German television ratings will be back on track sometime this week, executives at the official rating agency say, following a software glitch that skewed results erratically in ’94’s last months.
On nine days in November and December, officials at the Institute for Consumer Research (GfK) were forced to admit that devices in several hundred of the GfK’s 3,900 test homes were misidentifying the stations viewers were watching.
According to Uwe Domke, GfK’s head of data processing, the error only occurred in some satellite viewer homes, particularly in those homes where new measuring devices recently had been installed.
The problem, however, went unnoticed until Dec. 14, when the PRO 7 network and Kabel 1 (formerly Der Kabelkanal) complained that viewership numbers didn’t make sense.
Within two hours of receiving the calls, technicians had identified the software problem, but could not immediately fix it. The inaccurate numbers persisted through last week.
Glaring discrepancies were recorded in November, when SAT 1 came within less than half a percentage point of its chief rival and the traditional market champion, RTL.
The bogus figures showed SAT 1 more than 2 1/2 points behind. The software failure affected as much as 10% of all test homes in December.
The ratings mishap put added spin on the race for end-of-the-year bragging rights. Even after reliable figures had been set, each major network declared itself a winner of sorts.
Pubcaster ZDF faxed Variety to say it had tied for first place with top commercial network RTL, each ending the year with 17.3%.
RTL, however, declared itself 1994’s undisputed champion, saying it beat out ZDF by half a point.
As it turns out, the ZDF numbers reflect households, the RTL figures absolute numbers of viewers. But, with the GfK discredited for the moment, each web seemed intent on crowning itself king of something.

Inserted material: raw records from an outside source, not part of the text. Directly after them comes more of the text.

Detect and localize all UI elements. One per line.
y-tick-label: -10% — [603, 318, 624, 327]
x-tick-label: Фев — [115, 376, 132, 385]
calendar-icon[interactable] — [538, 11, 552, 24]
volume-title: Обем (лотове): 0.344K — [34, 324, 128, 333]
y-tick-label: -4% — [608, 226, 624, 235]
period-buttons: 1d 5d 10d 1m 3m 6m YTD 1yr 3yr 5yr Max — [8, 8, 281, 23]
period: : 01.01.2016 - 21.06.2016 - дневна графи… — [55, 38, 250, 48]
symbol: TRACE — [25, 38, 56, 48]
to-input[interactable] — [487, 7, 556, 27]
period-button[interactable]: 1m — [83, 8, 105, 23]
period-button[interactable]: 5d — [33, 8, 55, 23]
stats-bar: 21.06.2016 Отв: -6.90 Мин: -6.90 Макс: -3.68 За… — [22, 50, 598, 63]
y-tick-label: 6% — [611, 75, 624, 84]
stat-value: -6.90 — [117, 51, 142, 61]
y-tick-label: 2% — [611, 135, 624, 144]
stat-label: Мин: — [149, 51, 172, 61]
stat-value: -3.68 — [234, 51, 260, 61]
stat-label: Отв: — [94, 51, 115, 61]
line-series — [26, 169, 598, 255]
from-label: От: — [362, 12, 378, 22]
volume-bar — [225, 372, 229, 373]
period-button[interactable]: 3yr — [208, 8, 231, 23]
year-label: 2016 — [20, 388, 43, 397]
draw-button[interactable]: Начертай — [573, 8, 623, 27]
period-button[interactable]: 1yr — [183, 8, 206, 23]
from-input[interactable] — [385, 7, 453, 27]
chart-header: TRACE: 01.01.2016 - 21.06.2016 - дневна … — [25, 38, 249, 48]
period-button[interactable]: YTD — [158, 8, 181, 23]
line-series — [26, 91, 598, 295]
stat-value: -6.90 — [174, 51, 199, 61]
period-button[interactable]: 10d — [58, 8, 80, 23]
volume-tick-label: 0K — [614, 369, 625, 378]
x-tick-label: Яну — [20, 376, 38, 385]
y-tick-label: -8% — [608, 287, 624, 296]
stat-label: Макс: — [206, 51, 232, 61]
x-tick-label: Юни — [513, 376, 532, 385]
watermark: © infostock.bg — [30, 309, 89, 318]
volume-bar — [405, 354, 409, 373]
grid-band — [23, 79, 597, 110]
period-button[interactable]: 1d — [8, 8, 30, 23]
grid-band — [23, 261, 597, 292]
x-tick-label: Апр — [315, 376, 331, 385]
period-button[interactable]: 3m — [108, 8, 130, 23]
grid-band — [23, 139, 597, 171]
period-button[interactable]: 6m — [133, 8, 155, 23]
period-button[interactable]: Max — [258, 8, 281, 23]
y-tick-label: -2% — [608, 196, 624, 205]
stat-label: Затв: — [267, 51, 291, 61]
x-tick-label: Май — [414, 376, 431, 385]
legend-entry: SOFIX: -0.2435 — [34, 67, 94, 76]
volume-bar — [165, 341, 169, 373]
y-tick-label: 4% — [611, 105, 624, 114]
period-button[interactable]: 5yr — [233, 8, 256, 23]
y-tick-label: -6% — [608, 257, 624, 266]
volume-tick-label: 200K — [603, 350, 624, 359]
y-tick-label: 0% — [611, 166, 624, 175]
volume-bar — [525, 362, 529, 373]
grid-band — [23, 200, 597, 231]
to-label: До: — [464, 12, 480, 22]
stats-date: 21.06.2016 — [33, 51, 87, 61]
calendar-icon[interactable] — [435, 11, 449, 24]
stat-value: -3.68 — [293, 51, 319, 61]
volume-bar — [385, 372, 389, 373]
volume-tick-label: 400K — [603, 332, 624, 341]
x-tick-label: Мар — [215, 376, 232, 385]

SAT l’s New Year’s dispatch hailed that web as the people’s favorite – on the last day of 1994. Mini-net PRO 7 took a slightly different angle, congratulating itself on being the only network to gain market share – a whopping 0.2%.
Despite those technical snafus, however, it is the GfK that had perhaps the best reason to raise the glass: Before the ratings meltdown, its exclusive contract to conduct TV research for all the stations, worth $11 million (DM18 million) last year, was renewed for another five years.